The partners behind the Republican firm Convergence Media, which is celebrating its fifth anniversary this year, aren’t burdened by that feeling.
In fact, Rob Simms and Mike Shields told C&E their timing couldn’t have been better despite hatching the plan for their firm over games of pool some two decades earlier as roommates in a group house attending George Mason University.
“Because Rob and I had worked in this industry for so long, we were bringing years of relationships with us,” said Shields. “When we first started talking about starting a firm, we hadn’t even actually incorporated anything yet and we had a client.”
That dream start came about serendipitously. Simms had been gone from DC for about 11 years when around 2014-15 the college buddies suddenly found themselves not just back in the Beltway at the same time, but both working out of the same building: 310 First Street SE. Simms was then the political director of the NRCC and Shields was working upstairs as the RNC’s chief of staff.
“That’s when we really started to go, ‘Hey, we’re now in a position where we could launch the company we always talked about,’” Shields recalled.
Over about a year during meet ups at Mason Social, a bar in Alexandria, Va., the would-be partners hashed out a business plan before launching in early 2017. “Timing is everything and that was the perfect time for us,” Shields said.
In some ways, the partners were running against the grain of a trend that had started in the industry post-2008: younger operatives launching their own shops with only one or two cycles of campaign experience.
“Everyone’s always talking about whether they’re going to make that break away from those in-house jobs and go hang their shingle and be a consultant,” Shields said. “We just kept going down, and doubling down, but what that meant was by the time we did [launch a firm], we had built up relationships and sweat equity in our profession to the point where that was the capital we were bringing to starting a company.”
He added: “Had we started this firm when we were first talking about starting a firm in our 20s, we would have had to go and gotten a loan.”
The other competitive edge the firm had was deep market research. To wit, the partners had hired or worked with “everybody” on the Republican side of the consulting business, said Simms: “We just thought we could start our firm from scratch and take a lot of the good things that we were seeing in the marketplace, identified some things that we thought we could do a little bit better or a little bit differently, and really bring them all together and named the firm Convergence for that reason.”
But even with nearly 50 years of combined political experience, the partners knew that they couldn’t just sell their expertise.

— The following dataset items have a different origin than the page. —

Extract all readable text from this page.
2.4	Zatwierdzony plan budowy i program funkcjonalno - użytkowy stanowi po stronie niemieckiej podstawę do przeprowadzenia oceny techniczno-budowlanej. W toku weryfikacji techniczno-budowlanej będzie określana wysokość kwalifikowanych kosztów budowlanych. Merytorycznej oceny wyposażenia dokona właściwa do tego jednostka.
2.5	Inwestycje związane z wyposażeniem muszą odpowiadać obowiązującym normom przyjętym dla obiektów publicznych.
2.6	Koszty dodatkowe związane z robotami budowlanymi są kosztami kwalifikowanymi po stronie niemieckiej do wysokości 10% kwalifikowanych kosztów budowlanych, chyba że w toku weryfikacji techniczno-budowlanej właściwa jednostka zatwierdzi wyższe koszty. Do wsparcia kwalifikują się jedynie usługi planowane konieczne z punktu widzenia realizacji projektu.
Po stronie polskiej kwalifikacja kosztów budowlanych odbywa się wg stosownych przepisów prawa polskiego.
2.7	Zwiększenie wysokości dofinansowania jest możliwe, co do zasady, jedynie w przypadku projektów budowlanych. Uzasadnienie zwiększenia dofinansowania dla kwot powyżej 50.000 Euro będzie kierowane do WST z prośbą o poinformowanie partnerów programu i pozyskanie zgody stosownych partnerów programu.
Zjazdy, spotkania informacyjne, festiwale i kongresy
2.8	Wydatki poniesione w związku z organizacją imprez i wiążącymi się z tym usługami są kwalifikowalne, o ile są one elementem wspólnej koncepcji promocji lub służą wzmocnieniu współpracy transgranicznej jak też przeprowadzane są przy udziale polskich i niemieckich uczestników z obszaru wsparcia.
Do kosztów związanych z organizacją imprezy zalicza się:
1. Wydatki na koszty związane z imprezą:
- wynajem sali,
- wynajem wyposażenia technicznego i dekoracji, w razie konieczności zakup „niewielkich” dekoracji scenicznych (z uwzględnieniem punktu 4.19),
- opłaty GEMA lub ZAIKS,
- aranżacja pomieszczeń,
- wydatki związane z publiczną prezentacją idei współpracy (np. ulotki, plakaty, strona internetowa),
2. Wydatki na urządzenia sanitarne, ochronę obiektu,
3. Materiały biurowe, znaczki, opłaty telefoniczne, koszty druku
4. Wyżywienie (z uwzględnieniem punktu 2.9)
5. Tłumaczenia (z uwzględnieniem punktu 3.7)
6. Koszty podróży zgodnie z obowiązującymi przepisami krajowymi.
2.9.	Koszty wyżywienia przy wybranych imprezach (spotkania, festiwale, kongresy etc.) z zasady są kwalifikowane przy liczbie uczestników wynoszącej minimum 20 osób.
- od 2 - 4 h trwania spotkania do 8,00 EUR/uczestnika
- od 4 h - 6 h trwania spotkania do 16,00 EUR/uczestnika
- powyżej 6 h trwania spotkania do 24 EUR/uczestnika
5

“What we had learned is that you have to have deliverables and a product,” said Shields. “And so that’s how we approached the marketplace: We’re going to bring strategy, we’re going to bring a combined 50 years of political experience of people that had run party committees … that’s all well and good, but you also need to have a product that you’re going to sell, that is your marquee deliverable and something that you can hang your hat on.
“That’s what also brought us to bring in Tom [Newhouse] and Ben [Miller] immediately.”
Newhouse had been the NRCC’s digital director, and was tasked with building up the firm’s online advertising and fundraising business while Miller’s production experience gave the firm the capacity to start quickly producing creative for clients.
“What we’d seen in the marketplace that we thought was missing was a data-based marketing firm,” said Shields. “Having worked with a lot of our friends, we hadn’t seen anyone successfully doing that.”